Yes, yes: calendaring and web mail are essential components in Joyent’s web platform, and so at least in some measure a calendar app from Google will be something we’ll be competing and judged against, and so as the guy charged with directing and defining the Joyent user experience, I’m rather patently biased with regard to my opinion of Google’s UI. And, further, yes, Gmail is extremely popular and Google is very profitable and their stock is doing very well.
But I’m not saying their design is bad, or even ugly. It’s more like it isn’t really “design” at all. It borders on non-design, and I’m not sure how anyone could argue with this.

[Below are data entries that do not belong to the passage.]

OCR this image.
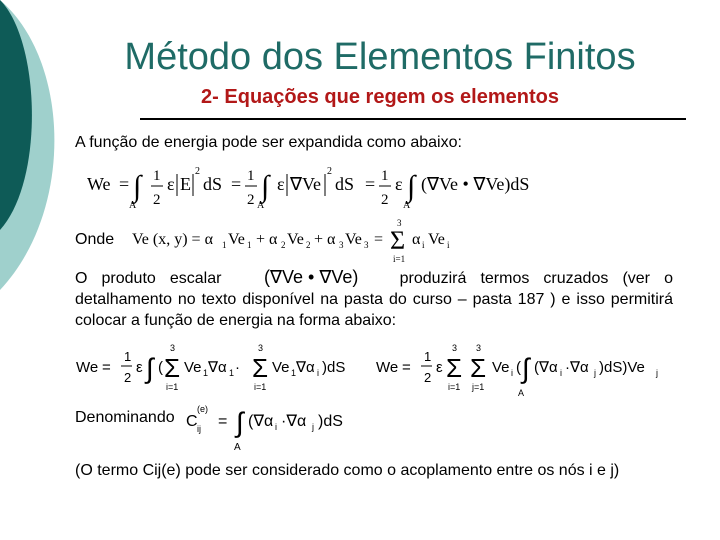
Método dos Elementos Finitos
2- Equações que regem os elementos
A função de energia pode ser expandida como abaixo:
We = ∫
A
1
2
ε E
2
dS = 1
2 ∫
A
ε ∇Ve
2
dS = 1
2
ε ∫
A
(∇Ve • ∇Ve)dS
Onde Ve (x, y) = α 1 Ve 1 + α 2 Ve 2 + α 3 Ve 3 = Σ
3
i=1
α i Ve i
O produto escalar (∇Ve • ∇Ve)	produzirá termos cruzados (ver o detalhamento no texto disponível na pasta do curso – pasta 187 ) e isso permitirá colocar a função de energia na forma abaixo:
We =
1
2
ε ∫ ( Σ
3
i=1
Ve 1 ∇α 1 · Σ
3
i=1
Ve 1 ∇α i )dS We =
1
2
ε Σ
3
i=1
Σ
3
j=1
Ve i ( ∫
A
(∇α i ·∇α j )dS)Ve j
Denominando C
(e)
ij = ∫
A
(∇α i ·∇α j )dS
(O termo Cij(e) pode ser considerado como o acoplamento entre os nós i e j)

I’m not saying they ought to make it fancy, gaudy, or trendy. One of the core tenets of Google’s brand – which brand is undeniably powerful, well-defined, and well-known – is the simplicity, bordering on austerity, of their interfaces. They’re right to focus on that. All things considered, simple is better than complex.
My point is that there is no reason that simple can’t also be beautiful. Simple and beautiful is better than simple and plain. The best examples I can think of are Apple’s iPods: they are both simpler and more beautiful than competing gadgets. The iPod Shuffle, in particular, epitomizes both qualities.
So why do Google’s apps look like this? It certainly isn’t for lack of resources. A small team of a half-dozen or so kick-ass designers is all they’d need. (It’s also worth noting that the software they buy, like Blogger and Measure Map, is usually very nicely designed.)
My only guess is that their executives lack taste. (The sample is small, but evidence to date points to a strong correlation between software monopolies and poor taste in UI design.) If you have no taste – or no faith in your taste – how can you judge whether a design that strives for elegence actually achieves it? In Microsoft’s case, what happens is they fail much more often than not.
Google’s visual design strategy, on the other hand, seems to be not to try at all.